Meta aims to fast-track it’s AI development in a fevered tech sector. Emails suggest that Meta rejected the ideal of licensing original copy-righted material as too slow, too expensive and too restrictive. There is currently no recognised licensing arrangement for use of copyrighted materials in AI training. Meta doesn’t want to be constrained, limited or delayed in developing one.
So what is Meta’s solution? According to Alex Reisner at the Atlantic, Meta simply went to the largest freely-available database of copyrighted material freely available on the Internet, downloaded the whole thing and fed it to the AI.
Taking a Liberty
The trouble is that database, LibGen, is a well-established and infamous pirate copy of some eight million books and research papers.
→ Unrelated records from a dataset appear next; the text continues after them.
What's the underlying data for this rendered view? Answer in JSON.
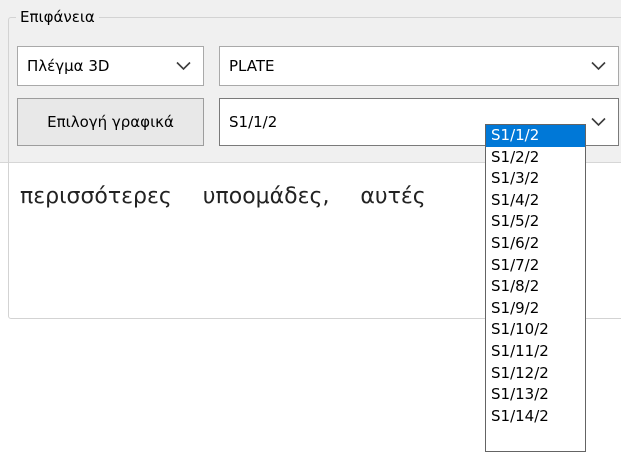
{
  "group": {
    "title": "Επιφάνεια"
  },
  "mesh_combo": {
    "value": "Πλέγμα 3D",
    "icon": "chevron-down-icon"
  },
  "element_combo": {
    "value": "PLATE",
    "icon": "chevron-down-icon"
  },
  "select_button": {
    "label": "Επιλογή γραφικά"
  },
  "subgroup_combo": {
    "value": "S1/1/2",
    "icon": "chevron-down-icon",
    "expanded": true
  },
  "dropdown": {
    "selected_index": 0,
    "options": [
      "S1/1/2",
      "S1/2/2",
      "S1/3/2",
      "S1/4/2",
      "S1/5/2",
      "S1/6/2",
      "S1/7/2",
      "S1/8/2",
      "S1/9/2",
      "S1/10/2",
      "S1/11/2",
      "S1/12/2",
      "S1/13/2",
      "S1/14/2"
    ]
  },
  "document": {
    "text": "περισσότερες υποομάδες, αυτές"
  },
  "colors": {
    "panel_bg": "#f0f0f0",
    "selection_bg": "#0078d7",
    "selection_fg": "#ffffff",
    "border": "#a9a9a9"
  }
}
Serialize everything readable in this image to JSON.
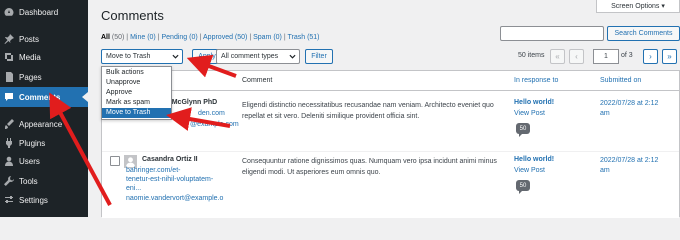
{
  "sidebar": {
    "items": [
      {
        "label": "Dashboard",
        "icon": "dashboard-icon"
      },
      {
        "label": "Posts",
        "icon": "pin-icon"
      },
      {
        "label": "Media",
        "icon": "media-icon"
      },
      {
        "label": "Pages",
        "icon": "pages-icon"
      },
      {
        "label": "Comments",
        "icon": "comment-icon",
        "active": true
      },
      {
        "label": "Appearance",
        "icon": "brush-icon"
      },
      {
        "label": "Plugins",
        "icon": "plugin-icon"
      },
      {
        "label": "Users",
        "icon": "users-icon"
      },
      {
        "label": "Tools",
        "icon": "wrench-icon"
      },
      {
        "label": "Settings",
        "icon": "settings-icon"
      }
    ]
  },
  "header": {
    "title": "Comments",
    "screen_options": "Screen Options ▾"
  },
  "filters": {
    "all": "All",
    "all_count": "(50)",
    "mine": "Mine (0)",
    "pending": "Pending (0)",
    "approved": "Approved (50)",
    "spam": "Spam (0)",
    "trash": "Trash (51)"
  },
  "search": {
    "placeholder": "",
    "button": "Search Comments"
  },
  "toolbar": {
    "bulk_selected": "Move to Trash",
    "apply": "Apply",
    "type_selected": "All comment types",
    "filter": "Filter",
    "items_count": "50 items",
    "current_page": "1",
    "of_pages": "of 3",
    "first": "«",
    "prev": "‹",
    "next": "›",
    "last": "»"
  },
  "bulk_options": [
    "Bulk actions",
    "Unapprove",
    "Approve",
    "Mark as spam",
    "Move to Trash"
  ],
  "table": {
    "headers": {
      "comment": "Comment",
      "in_response_to": "In response to",
      "submitted_on": "Submitted on"
    },
    "rows": [
      {
        "author_name": "ae McGlynn PhD",
        "author_link1": "den.com",
        "author_link2": "@example.com",
        "comment": "Eligendi distinctio necessitatibus recusandae nam veniam. Architecto eveniet quo repellat et sit vero. Deleniti similique provident officia sint.",
        "response_title": "Hello world!",
        "response_view": "View Post",
        "response_count": "50",
        "date_line1": "2022/07/28 at 2:12",
        "date_line2": "am"
      },
      {
        "author_name": "Casandra Ortiz II",
        "author_link1": "bahringer.com/et-",
        "author_link2": "tenetur-est-nihil-voluptatem-",
        "author_link3": "eni...",
        "author_email": "naomie.vandervort@example.o",
        "comment": "Consequuntur ratione dignissimos quas. Numquam vero ipsa incidunt animi minus eligendi modi. Ut asperiores eum omnis quo.",
        "response_title": "Hello world!",
        "response_view": "View Post",
        "response_count": "50",
        "date_line1": "2022/07/28 at 2:12",
        "date_line2": "am"
      }
    ]
  },
  "colors": {
    "sidebar_bg": "#1d2327",
    "accent": "#2271b1",
    "annotation_arrow": "#e11d1d"
  }
}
From the Discovery phase in the US court, it seems Meta knowingly fed it’s AI with illegally sourced books and papers without permission from any of the rights holders.
Meta refuses to disclose which works sourced from LibGen found their way into Llama. Until forced to disclose by the courts, we have no way of knowing. Llama is the box containing Schrodinger’s Books; both pirated and not-pirated until someone opens it.
But this doesn’t matter, says Meta.
Meta argues Fair Use, in the US courts, a legal status that allows limited reproduction and quoting of copy-righted material for public comment, without the permission of the copy-right holder. It does not mandate reproduction of entire works, nor does it allow for Fair Use extraction to produce works in competition with the original.
And yet, with sufficient data, Meta’s Llama 3 AI model could mimic or extrapolate any written material. Llama 3 could write sequels to any novels in any series, in competition with the original author.
Meta argues that its AI produces transformative works of added value under the provisions of Fair Use. Conveniently this negates the need to license any original content.
To Be or Not to Be?
It begs the question; does a near-perfect mimicry of style and content count as transformative? We may never get an answer.
Meta, a trillion-dollar company with trillion-dollar lawyers may well slog through the courts as a cost of doing business. It hopes to outlast its opponents without reaching a definitive judgement.
As the Atlantic points out, Meta doesn’t want to license even one document. That would drive a wedge through its Fair Use defense. And also set an expensive precedent for past and future use of material.
In the meantime, the court case drags on, while AI development races ahead. The corporate monolith clearly believes it has little to fear from the swirling cloud of mosquitos trying to sting it with copyright notices. The venerable publishing industry has it’s own issues in the digital world. It is unlikely to join the costly court battle. If Big Tech offers a few crumbs in exchange for a broad license on the industry’s vast back catalog of IP, few expect the publishers to resist.
All of which leaves artists and authors with no say in what happens to their work. And no compensation for its use in a new medium; one which could potentially destroy their livelihood.
The law is a complete sham. Copyright was invented to protect the rights holders, never mind the creators. It doesn’t even to that any more.
The rights holders in publishing are the publishers, also dominated by large corporations. They only care about revenue and whatever crumbs the richer corporations throw them.
See: https://robincatling.com/everything-is-content-now
All the AI companies do it; Meta’s the first to brazen it out in court.
These giant corporations have so much money, they’ll do whatever they want and send the lawyers to stonewall any comeback.
Cynical as it is, that’s not wrong. Sadly. It seems the law serves those rich enough to wield it as a weapon.